Any player on our team who uses drugs--including steroids--would be suspended.

Kids have to be educated about the dangers. A major problem is that steroids increase your heart rate. A player with any type of minor heart problem could cause himself a major problem.

Parents and coaches should talk to the kids and show them articles about players who have died from steroid use. Heck, Babe Ruth would have been one of the fatalities of steroids with his use of tobacco and alcohol.

I regularly talk to my players about steroids. I tell them that people come to the game to see the human, not the steroid freak. However, kids look up to professional baseball players and may think that if it's good for the pro, then it's OK for them.

High school baseball players are curious about the quick fix. They say to themselves, "Look how big he got in a short time." Then they start to ask around and usually find out that the negatives outweigh the positives.
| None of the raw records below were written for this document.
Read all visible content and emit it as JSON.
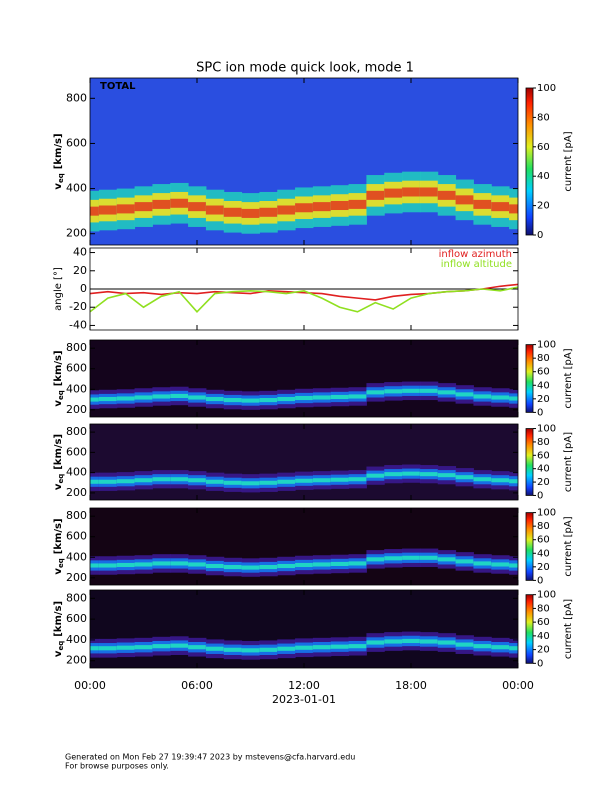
{
  "title": "SPC ion mode quick look, mode 1",
  "footer": [
    "Generated on Mon Feb 27 19:39:47 2023 by mstevens@cfa.harvard.edu",
    "For browse purposes only."
  ],
  "chart_data": [
    {
      "type": "spectrogram",
      "label": "TOTAL",
      "ylabel": [
        "v",
        "eq",
        "[km/s]"
      ],
      "x": [
        0,
        1,
        2,
        3,
        4,
        5,
        6,
        7,
        8,
        9,
        10,
        11,
        12,
        13,
        14,
        15,
        16,
        17,
        18,
        19,
        20,
        21,
        22,
        23,
        24
      ],
      "values": [
        300,
        305,
        310,
        320,
        330,
        335,
        320,
        305,
        295,
        290,
        295,
        305,
        315,
        320,
        325,
        330,
        370,
        380,
        385,
        385,
        370,
        350,
        330,
        320,
        310
      ],
      "xlim": [
        0,
        24
      ],
      "xticks": [
        {
          "value": 0,
          "label": "00:00"
        },
        {
          "value": 6,
          "label": "06:00"
        },
        {
          "value": 12,
          "label": "12:00"
        },
        {
          "value": 18,
          "label": "18:00"
        },
        {
          "value": 24,
          "label": "00:00"
        }
      ],
      "ylim": [
        150,
        890
      ],
      "yticks": [
        200,
        400,
        600,
        800
      ],
      "colorbar": {
        "label": "current [pA]",
        "zlim": [
          0,
          100
        ],
        "zticks": [
          0,
          20,
          40,
          60,
          80,
          100
        ]
      },
      "background": "#2a4ee0",
      "colors": [
        "#20c8c0",
        "#f0e020",
        "#e04020"
      ]
    },
    {
      "type": "line",
      "ylabel": "angle [°]",
      "x": [
        0,
        1,
        2,
        3,
        4,
        5,
        6,
        7,
        8,
        9,
        10,
        11,
        12,
        13,
        14,
        15,
        16,
        17,
        18,
        19,
        20,
        21,
        22,
        23,
        24
      ],
      "series": [
        {
          "name": "inflow azimuth",
          "color": "#e02020",
          "values": [
            -5,
            -3,
            -5,
            -4,
            -6,
            -4,
            -5,
            -3,
            -4,
            -5,
            -2,
            -3,
            -4,
            -5,
            -8,
            -10,
            -12,
            -8,
            -6,
            -5,
            -3,
            -2,
            0,
            3,
            5
          ]
        },
        {
          "name": "inflow altitude",
          "color": "#90e020",
          "values": [
            -25,
            -10,
            -5,
            -20,
            -8,
            -3,
            -25,
            -5,
            -3,
            -2,
            -3,
            -5,
            -2,
            -10,
            -20,
            -25,
            -15,
            -22,
            -10,
            -5,
            -3,
            -2,
            0,
            -2,
            2
          ]
        }
      ],
      "xlim": [
        0,
        24
      ],
      "xticks": [
        {
          "value": 0,
          "label": "00:00"
        },
        {
          "value": 6,
          "label": "06:00"
        },
        {
          "value": 12,
          "label": "12:00"
        },
        {
          "value": 18,
          "label": "18:00"
        },
        {
          "value": 24,
          "label": "00:00"
        }
      ],
      "ylim": [
        -45,
        45
      ],
      "yticks": [
        -40,
        -20,
        0,
        20,
        40
      ]
    },
    {
      "type": "spectrogram",
      "ylabel": [
        "v",
        "eq",
        "[km/s]"
      ],
      "x": [
        0,
        1,
        2,
        3,
        4,
        5,
        6,
        7,
        8,
        9,
        10,
        11,
        12,
        13,
        14,
        15,
        16,
        17,
        18,
        19,
        20,
        21,
        22,
        23,
        24
      ],
      "values": [
        300,
        305,
        310,
        320,
        330,
        335,
        320,
        305,
        295,
        290,
        295,
        305,
        315,
        320,
        325,
        330,
        370,
        380,
        385,
        385,
        370,
        350,
        330,
        320,
        310
      ],
      "xlim": [
        0,
        24
      ],
      "xticks": [
        {
          "value": 0,
          "label": "00:00"
        },
        {
          "value": 6,
          "label": "06:00"
        },
        {
          "value": 12,
          "label": "12:00"
        },
        {
          "value": 18,
          "label": "18:00"
        },
        {
          "value": 24,
          "label": "00:00"
        }
      ],
      "ylim": [
        130,
        880
      ],
      "yticks": [
        200,
        400,
        600,
        800
      ],
      "colorbar": {
        "label": "current [pA]",
        "zlim": [
          0,
          100
        ],
        "zticks": [
          0,
          20,
          40,
          60,
          80,
          100
        ]
      },
      "background": "#14041c",
      "colors": [
        "#3a1890",
        "#1478f0",
        "#20e0c0"
      ]
    },
    {
      "type": "spectrogram",
      "ylabel": [
        "v",
        "eq",
        "[km/s]"
      ],
      "x": [
        0,
        1,
        2,
        3,
        4,
        5,
        6,
        7,
        8,
        9,
        10,
        11,
        12,
        13,
        14,
        15,
        16,
        17,
        18,
        19,
        20,
        21,
        22,
        23,
        24
      ],
      "values": [
        310,
        310,
        315,
        325,
        335,
        335,
        325,
        310,
        300,
        295,
        300,
        310,
        320,
        325,
        330,
        335,
        370,
        385,
        390,
        385,
        375,
        355,
        335,
        325,
        315
      ],
      "xlim": [
        0,
        24
      ],
      "xticks": [
        {
          "value": 0,
          "label": "00:00"
        },
        {
          "value": 6,
          "label": "06:00"
        },
        {
          "value": 12,
          "label": "12:00"
        },
        {
          "value": 18,
          "label": "18:00"
        },
        {
          "value": 24,
          "label": "00:00"
        }
      ],
      "ylim": [
        130,
        880
      ],
      "yticks": [
        200,
        400,
        600,
        800
      ],
      "colorbar": {
        "label": "current [pA]",
        "zlim": [
          0,
          100
        ],
        "zticks": [
          0,
          20,
          40,
          60,
          80,
          100
        ]
      },
      "background": "#1c0a30",
      "colors": [
        "#3a1890",
        "#1478f0",
        "#20e0c0"
      ]
    },
    {
      "type": "spectrogram",
      "ylabel": [
        "v",
        "eq",
        "[km/s]"
      ],
      "x": [
        0,
        1,
        2,
        3,
        4,
        5,
        6,
        7,
        8,
        9,
        10,
        11,
        12,
        13,
        14,
        15,
        16,
        17,
        18,
        19,
        20,
        21,
        22,
        23,
        24
      ],
      "values": [
        320,
        320,
        325,
        330,
        340,
        340,
        330,
        315,
        305,
        300,
        305,
        315,
        325,
        330,
        335,
        340,
        380,
        390,
        395,
        395,
        380,
        360,
        340,
        330,
        320
      ],
      "xlim": [
        0,
        24
      ],
      "xticks": [
        {
          "value": 0,
          "label": "00:00"
        },
        {
          "value": 6,
          "label": "06:00"
        },
        {
          "value": 12,
          "label": "12:00"
        },
        {
          "value": 18,
          "label": "18:00"
        },
        {
          "value": 24,
          "label": "00:00"
        }
      ],
      "ylim": [
        130,
        880
      ],
      "yticks": [
        200,
        400,
        600,
        800
      ],
      "colorbar": {
        "label": "current [pA]",
        "zlim": [
          0,
          100
        ],
        "zticks": [
          0,
          20,
          40,
          60,
          80,
          100
        ]
      },
      "background": "#140414",
      "colors": [
        "#3a1890",
        "#1478f0",
        "#20e0c0"
      ]
    },
    {
      "type": "spectrogram",
      "ylabel": [
        "v",
        "eq",
        "[km/s]"
      ],
      "xlabel": "2023-01-01",
      "x": [
        0,
        1,
        2,
        3,
        4,
        5,
        6,
        7,
        8,
        9,
        10,
        11,
        12,
        13,
        14,
        15,
        16,
        17,
        18,
        19,
        20,
        21,
        22,
        23,
        24
      ],
      "values": [
        320,
        320,
        325,
        330,
        340,
        345,
        330,
        315,
        305,
        300,
        305,
        315,
        325,
        330,
        335,
        340,
        375,
        385,
        390,
        385,
        375,
        355,
        340,
        330,
        320
      ],
      "xlim": [
        0,
        24
      ],
      "xticks": [
        {
          "value": 0,
          "label": "00:00"
        },
        {
          "value": 6,
          "label": "06:00"
        },
        {
          "value": 12,
          "label": "12:00"
        },
        {
          "value": 18,
          "label": "18:00"
        },
        {
          "value": 24,
          "label": "00:00"
        }
      ],
      "ylim": [
        130,
        880
      ],
      "yticks": [
        200,
        400,
        600,
        800
      ],
      "colorbar": {
        "label": "current [pA]",
        "zlim": [
          0,
          100
        ],
        "zticks": [
          0,
          20,
          40,
          60,
          80,
          100
        ]
      },
      "background": "#10061e",
      "colors": [
        "#3a1890",
        "#1478f0",
        "#20e0c0"
      ]
    }
  ]
}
What I try to get across is that the game of baseball should not be played by people who lack the courage to work hard and acquire the power and strength the old-fashioned way: Eat right and work hard in the weight room. The steroid user is cheating himself. In the long run, if it has a negative effect on his health he has cheated his future wife and children.

The players who admitted that they were using steroids are out of the game. That's good. The others who are still playing should try to experience greatness without steroids. Think about it this way: Would Babe Ruth's home runs count as much if he had been a steroid freak?